What I didn't expect is that my daughter Lily would become obsessed with him. She watched the concert one day, and it's her favorite. Morrissey is her favorite. Her favorite song is "The Headmaster Ritual," which she calls "I don't want to go home, I just want to stay," as in, "Daddy, I want to hear my favorite, 'I don't want to go home, I just want to stay." It's a pretty morbid favorite song for a girl who just turned 3 last week. It's also kind of cool, because everyone else I know with a 3 year-old is still listening to Raffi.

Anyway, so we're watching Sunday Countdown on ESPN, and they show that new commercial that has somebody else (Seal?) singing "Every Day is Like Sunday." And Lily heard it and was like "WHO'S THAT!?" because she knows that song and it wasn't Morrissey singing it. It's easily the 2nd stupidest song ever used in a commercial after Wrangler used "Fortunate Son" in a jeans commercial.

Just like the Wrangler ad cut off the lyrics from "Fortunate Son" just after "...born to wave the red white and blue," leaving out "But when the band plays 'Hail to the Chief,'/ they point the cannon at you," the spot leaves out all the stuff where Morrissey is begging for Armageddon and nuclear bombs to destroy the seaside town, leaving just "Every day is like Sunday."

Although, not to go all Dave Zirin here, but the "armageddon" and "nuclear bomb" references are not that out of place in the context of the NFL, with all the football-as-war metaphors, and the Air Force and Navy Jets buzzing the stadiums after the National Anthem.

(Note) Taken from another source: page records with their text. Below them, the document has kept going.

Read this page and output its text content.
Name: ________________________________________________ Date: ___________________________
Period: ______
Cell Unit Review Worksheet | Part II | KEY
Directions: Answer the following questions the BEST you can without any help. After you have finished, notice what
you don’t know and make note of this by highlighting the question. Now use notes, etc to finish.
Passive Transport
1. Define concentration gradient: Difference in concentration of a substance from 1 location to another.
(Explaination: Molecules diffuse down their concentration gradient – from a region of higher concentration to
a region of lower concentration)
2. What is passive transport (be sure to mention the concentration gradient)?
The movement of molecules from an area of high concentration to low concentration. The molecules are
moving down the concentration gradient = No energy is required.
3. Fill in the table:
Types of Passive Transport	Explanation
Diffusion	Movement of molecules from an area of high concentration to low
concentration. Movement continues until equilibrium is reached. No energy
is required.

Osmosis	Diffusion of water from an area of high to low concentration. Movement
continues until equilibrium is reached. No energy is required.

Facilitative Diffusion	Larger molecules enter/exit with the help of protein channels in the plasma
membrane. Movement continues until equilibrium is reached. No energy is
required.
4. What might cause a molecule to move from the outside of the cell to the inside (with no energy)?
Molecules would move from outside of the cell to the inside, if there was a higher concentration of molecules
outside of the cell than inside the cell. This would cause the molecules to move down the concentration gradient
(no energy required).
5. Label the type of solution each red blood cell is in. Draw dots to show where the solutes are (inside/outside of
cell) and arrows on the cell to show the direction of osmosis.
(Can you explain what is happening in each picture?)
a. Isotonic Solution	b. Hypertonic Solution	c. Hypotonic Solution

But "every day is silent and gray?" Not so much, unless, as the Professor helpfully points out, you live in Los Angeles, as Morrissey does, where there is no NFL team. In terms of NFL Football, every day is indeed silent and gray.

I always wonder who proposes these songs to the guys in charge of marketing at these companies. And looking at the choices, you'd think that corporate executives have never listened to the goddam radio in their lives.

1 comment:

Anonymous said...

Agree... Great song, but totally out of place. Although I wouldn't classify this as "emo" -- Moz was doing his thing before most of these emo kids and bands were born.